El politòleg francès Pierre-André Taguieff (mantes vegades esmentat en aqueix bloc com un dels pensadors contemporanis més eminents) va publicar ahir a la web de Resilience TV un text que  complementa l’apunt d’ahir i reprodueixo tot seguit:

“Pour comprendre comment s’est fabriquée, au cours de la période post-nazie, une nouvelle configuration antijuive dans une Europe professant le respect inconditionnel des droits humains, il faut procéder à quelques détours historiques et géographiques, bref sortir à la fois de l’histoire européenne et de l’actualité la plus récente. Dans cette recherche, le fil rouge est constitué par l’islamisation croissante de la judéophobie, à travers la place toujours croissante occupée par la «cause palestinienne» dans le nouvel imaginaire antijuif partagé désormais par les musulmans et les non-musulmans.

La «cause palestinienne» s’est ainsi transformée en cause arabo-islamique, comme par un retour à ses origines (les années 1920 et 1930), mais avec un point de fixation construit comme un mythe répulsif: le «sionisme», entité diabolisée érigée en ennemi universel (le «sionisme mondial»), et Israël, l’État jugé absolument illégitime et voué à la destruction. La réislamisation de la «cause palestinienne», dans le contexte d’une montée en puissance de l’islamisme dans le monde depuis les années 1990, a joué un rôle déterminant dans la production de la nouvelle judéophobie globalisée.

Dans ce cadre, de vieilles accusations antijuives transmises par la tradition musulmane ont été réactivées et mises au premier plan. Il en va ainsi du célèbre hadîth du rocher et de l’arbre, qu’on trouve cité dans la Charte du Hamas:

«Ainsi, bien que les épisodes soient séparés les uns des autres, la continuité du jihad se trouvant brisée par les obstacles placés par ceux qui relèvent de la constellation du sionisme, le Mouvement de la Résistance Islamique [Hamas] aspire à l’accomplissement de la promesse de Dieu, quel que soit le temps nécessaire. L’Apôtre de Dieu – que Dieu Lui donne bénédiction et paix – a dit: “L’Heure ne viendra pas avant que les musulmans n’aient combattu les Juifs (c’est-à-dire que les musulmans ne les aient tués), avant que les Juifs ne se fussent cachés derrière les pierres et les arbres et que les pierres et les arbres eussent dit: ‘Musulman, serviteur de Dieu! Un Juif se cache derrière moi, viens et tue-le.’ Un seul arbre aura fait exception, le gharqad [sorte d’épineux] qui est un arbre des Juifs” (hadîth rapporté par al-Bukhâri et par Muslim).»

Dans la propagande «antisioniste» sont recyclées aussi les accusations de meurtre des prophètes, de falsification des livres saints, de propension juive à mentir et à semer la corruption et la guerre civile. D’où les stéréotypes négatifs indéfiniment exploités: les Juifs seraient fourbes et traîtres (en référence aux démêlés entre le Prophète et les Juifs de Médine), cupides et cruels, ennemis de Dieu et de l’humanité, corrompus et corrupteurs.

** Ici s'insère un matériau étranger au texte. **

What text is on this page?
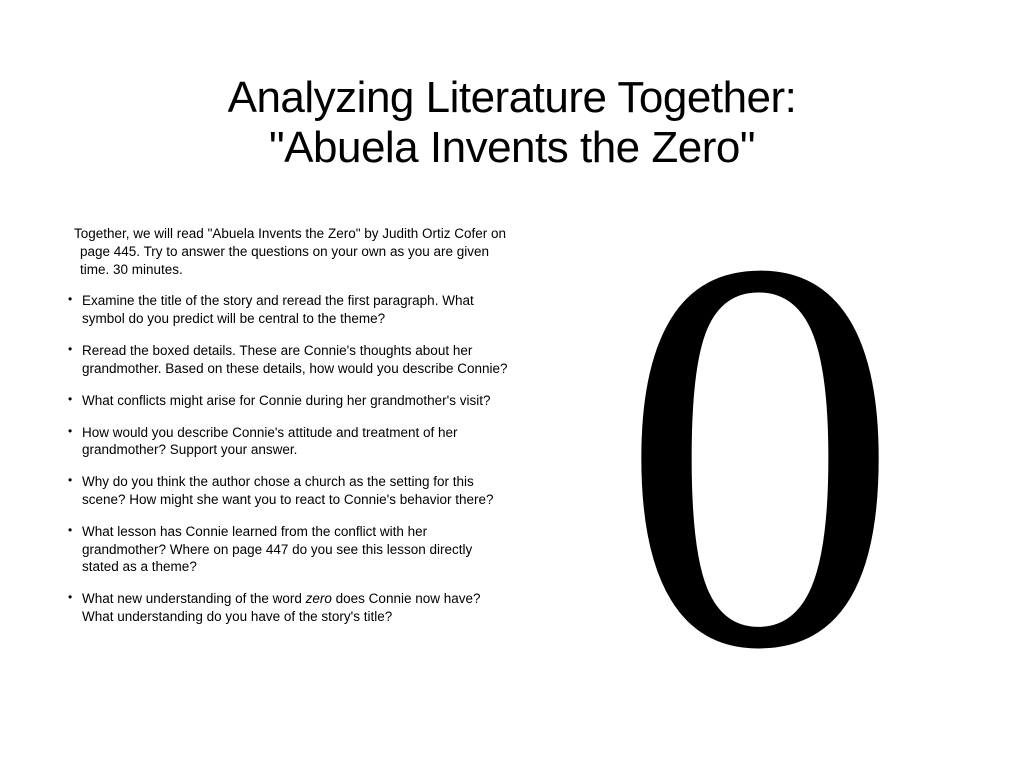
Analyzing Literature Together:
"Abuela Invents the Zero"

Together, we will read "Abuela Invents the Zero" by Judith Ortiz Cofer on page 445. Try to answer the questions on your own as you are given time. 30 minutes.

• Examine the title of the story and reread the first paragraph. What symbol do you predict will be central to the theme?
• Reread the boxed details. These are Connie's thoughts about her grandmother. Based on these details, how would you describe Connie?
• What conflicts might arise for Connie during her grandmother's visit?
• How would you describe Connie's attitude and treatment of her grandmother? Support your answer.
• Why do you think the author chose a church as the setting for this scene? How might she want you to react to Connie's behavior there?
• What lesson has Connie learned from the conflict with her grandmother? Where on page 447 do you see this lesson directly stated as a theme?
• What new understanding of the word zero does Connie now have? What understanding do you have of the story's title? 0
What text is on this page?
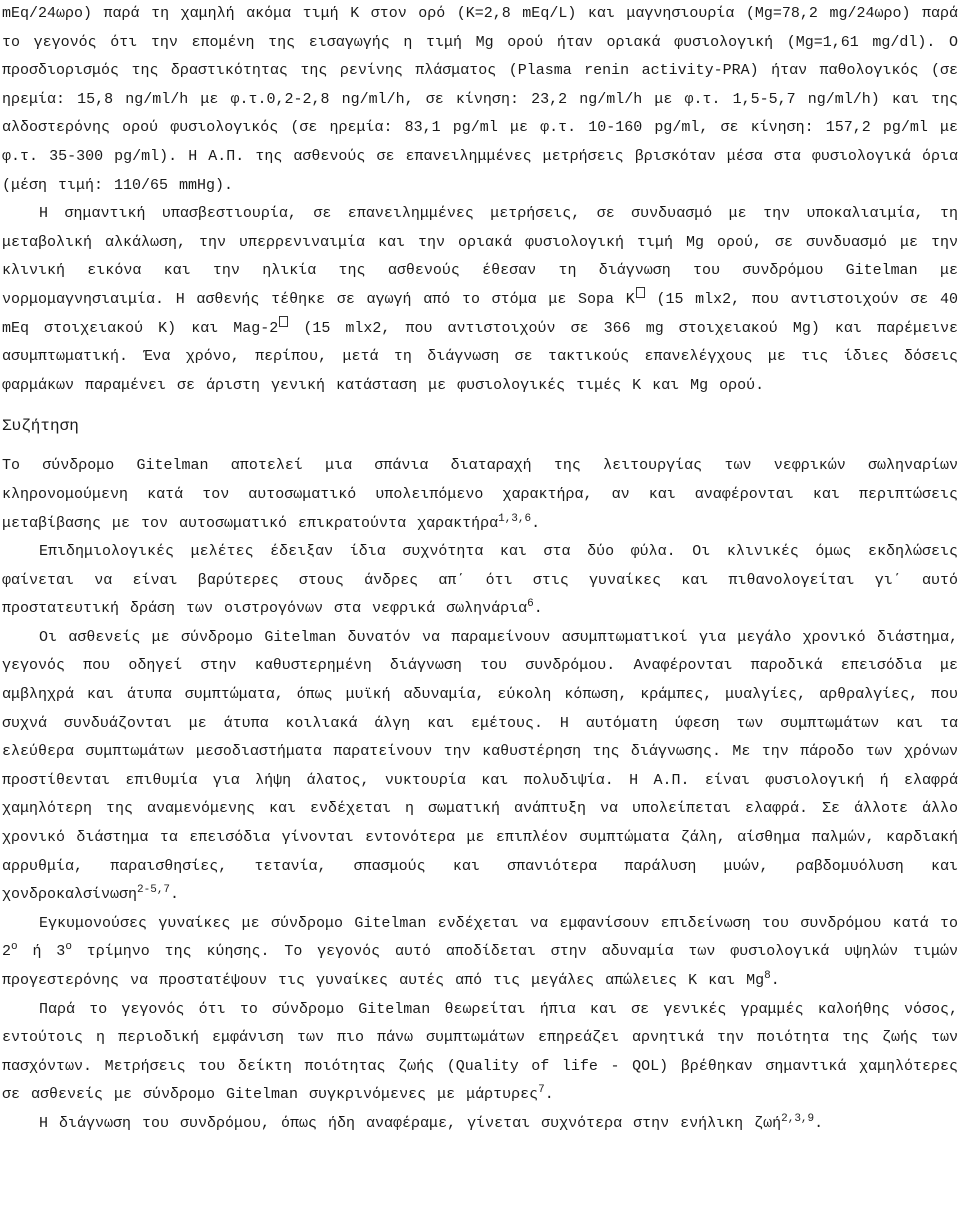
mEq/24ωρο) παρά τη χαμηλή ακόμα τιμή Κ στον ορό (Κ=2,8 mEq/L) και μαγνησιουρία (Mg=78,2 mg/24ωρο) παρά το γεγονός ότι την επομένη της εισαγωγής η τιμή Mg ορού ήταν οριακά φυσιολογική (Mg=1,61 mg/dl). Ο προσδιορισμός της δραστικότητας της ρενίνης πλάσματος (Plasma renin activity-PRA) ήταν παθολογικός (σε ηρεμία: 15,8 ng/ml/h με φ.τ.0,2-2,8 ng/ml/h, σε κίνηση: 23,2 ng/ml/h με φ.τ. 1,5-5,7 ng/ml/h) και της αλδοστερόνης ορού φυσιολογικός (σε ηρεμία: 83,1 pg/ml με φ.τ. 10-160 pg/ml, σε κίνηση: 157,2 pg/ml με φ.τ. 35-300 pg/ml). Η Α.Π. της ασθενούς σε επανειλημμένες μετρήσεις βρισκόταν μέσα στα φυσιολογικά όρια (μέση τιμή: 110/65 mmHg).

Η σημαντική υπασβεστιουρία, σε επανειλημμένες μετρήσεις, σε συνδυασμό με την υποκαλιαιμία, τη μεταβολική αλκάλωση, την υπερρενιναιμία και την οριακά φυσιολογική τιμή Mg ορού, σε συνδυασμό με την κλινική εικόνα και την ηλικία της ασθενούς έθεσαν τη διάγνωση του συνδρόμου Gitelman με νορμομαγνησιαιμία. Η ασθενής τέθηκε σε αγωγή από το στόμα με Sopa K (15 mlx2, που αντιστοιχούν σε 40 mEq στοιχειακού Κ) και Mag-2 (15 mlx2, που αντιστοιχούν σε 366 mg στοιχειακού Mg) και παρέμεινε ασυμπτωματική. Ένα χρόνο, περίπου, μετά τη διάγνωση σε τακτικούς επανελέγχους με τις ίδιες δόσεις φαρμάκων παραμένει σε άριστη γενική κατάσταση με φυσιολογικές τιμές Κ και Mg ορού.

Συζήτηση

Το σύνδρομο Gitelman αποτελεί μια σπάνια διαταραχή της λειτουργίας των νεφρικών σωληναρίων κληρονομούμενη κατά τον αυτοσωματικό υπολειπόμενο χαρακτήρα, αν και αναφέρονται και περιπτώσεις μεταβίβασης με τον αυτοσωματικό επικρατούντα χαρακτήρα$^{1,3,6}$.

Επιδημιολογικές μελέτες έδειξαν ίδια συχνότητα και στα δύο φύλα. Οι κλινικές όμως εκδηλώσεις φαίνεται να είναι βαρύτερες στους άνδρες απ΄ ότι στις γυναίκες και πιθανολογείται γι΄ αυτό προστατευτική δράση των οιστρογόνων στα νεφρικά σωληνάρια$^6$.

Οι ασθενείς με σύνδρομο Gitelman δυνατόν να παραμείνουν ασυμπτωματικοί για μεγάλο χρονικό διάστημα, γεγονός που οδηγεί στην καθυστερημένη διάγνωση του συνδρόμου. Αναφέρονται παροδικά επεισόδια με αμβληχρά και άτυπα συμπτώματα, όπως μυϊκή αδυναμία, εύκολη κόπωση, κράμπες, μυαλγίες, αρθραλγίες, που συχνά συνδυάζονται με άτυπα κοιλιακά άλγη και εμέτους. Η αυτόματη ύφεση των συμπτωμάτων και τα ελεύθερα συμπτωμάτων μεσοδιαστήματα παρατείνουν την καθυστέρηση της διάγνωσης. Με την πάροδο των χρόνων προστίθενται επιθυμία για λήψη άλατος, νυκτουρία και πολυδιψία. Η Α.Π. είναι φυσιολογική ή ελαφρά χαμηλότερη της αναμενόμενης και ενδέχεται η σωματική ανάπτυξη να υπολείπεται ελαφρά. Σε άλλοτε άλλο χρονικό διάστημα τα επεισόδια γίνονται εντονότερα με επιπλέον συμπτώματα ζάλη, αίσθημα παλμών, καρδιακή αρρυθμία, παραισθησίες, τετανία, σπασμούς και σπανιότερα παράλυση μυών, ραβδομυόλυση και χονδροκαλσίνωση$^{2-5,7}$.

Εγκυμονούσες γυναίκες με σύνδρομο Gitelman ενδέχεται να εμφανίσουν επιδείνωση του συνδρόμου κατά το $2^o$ ή $3^o$ τρίμηνο της κύησης. Το γεγονός αυτό αποδίδεται στην αδυναμία των φυσιολογικά υψηλών τιμών προγεστερόνης να προστατέψουν τις γυναίκες αυτές από τις μεγάλες απώλειες Κ και Mg$^8$.

Παρά το γεγονός ότι το σύνδρομο Gitelman θεωρείται ήπια και σε γενικές γραμμές καλοήθης νόσος, εντούτοις η περιοδική εμφάνιση των πιο πάνω συμπτωμάτων επηρεάζει αρνητικά την ποιότητα της ζωής των πασχόντων. Μετρήσεις του δείκτη ποιότητας ζωής (Quality of life - QOL) βρέθηκαν σημαντικά χαμηλότερες σε ασθενείς με σύνδρομο Gitelman συγκρινόμενες με μάρτυρες$^7$.

Η διάγνωση του συνδρόμου, όπως ήδη αναφέραμε, γίνεται συχνότερα στην ενήλικη ζωή$^{2,3,9}$.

Mais il ne faut pas oublier pour autant le phénomène de transfert culturel des thèmes antijuifs européens au sein du monde arabo-musulman qui, commencé à la fin du XIXe siècle, a pris une ampleur croissante au Proche-Orient à l’occasion de la lutte engagée par les Arabes contre le sionisme aux lendemains de la Déclaration Balfour du 2 novembre 1917. Le refus arabo-musulman de la création d’un «foyer national juif» en Palestine a été immédiat, et s’est idéologisé par recours à des stéréotypes et à des thèmes d’accusation empruntés au corpus de l’antisémitisme européen. C’est le cas pour la légende du «meurtre rituel», le mythe du «complot juif mondial» ou l’accusation plus récente de «racisme», qui alimente depuis les années 1970 la «nazification» d’Israël et du sionisme. En raison de ces investissements symboliques, le modèle ordinaire du conflit israélo-palestinienne, en tant que conflit strictement politique et territorial, s’avère trompeur. Le conflit ne saurait se réduire au simple choc de deux nationalismes rivaux, impliquant des conflits de légitimité plus ou moins surmontables. Qu’on le veuille ou non, il tend à prendre la figure d’un conflit judéo-musulman.

Comme l’ont montré un certain nombre d’études historiques, le premier moment du processus de transformation du vieil antisémitisme européen en judéophobie antisioniste dotée d’un sens politique se situe dans l’entre-deux-guerres, et plus particulièrement au cours des années 1930, quand la thématique antijuive christiano-européenne est entrée en synthèse avec l’antijudaïsme théologico-religieux musulman. C’est alors que les Frères musulmans dirigés par Hassan al-Banna, le «Grand Mufti» de Jérusalem Haj Amin al-Husseini et plusieurs leaders arabes, tel l’Irakien Rachid Ali al-Gaylani, entrèrent en contact avec les nazis, avant de nouer certaines alliances qui se dévoilèrent pleinement durant la Seconde Guerre mondiale.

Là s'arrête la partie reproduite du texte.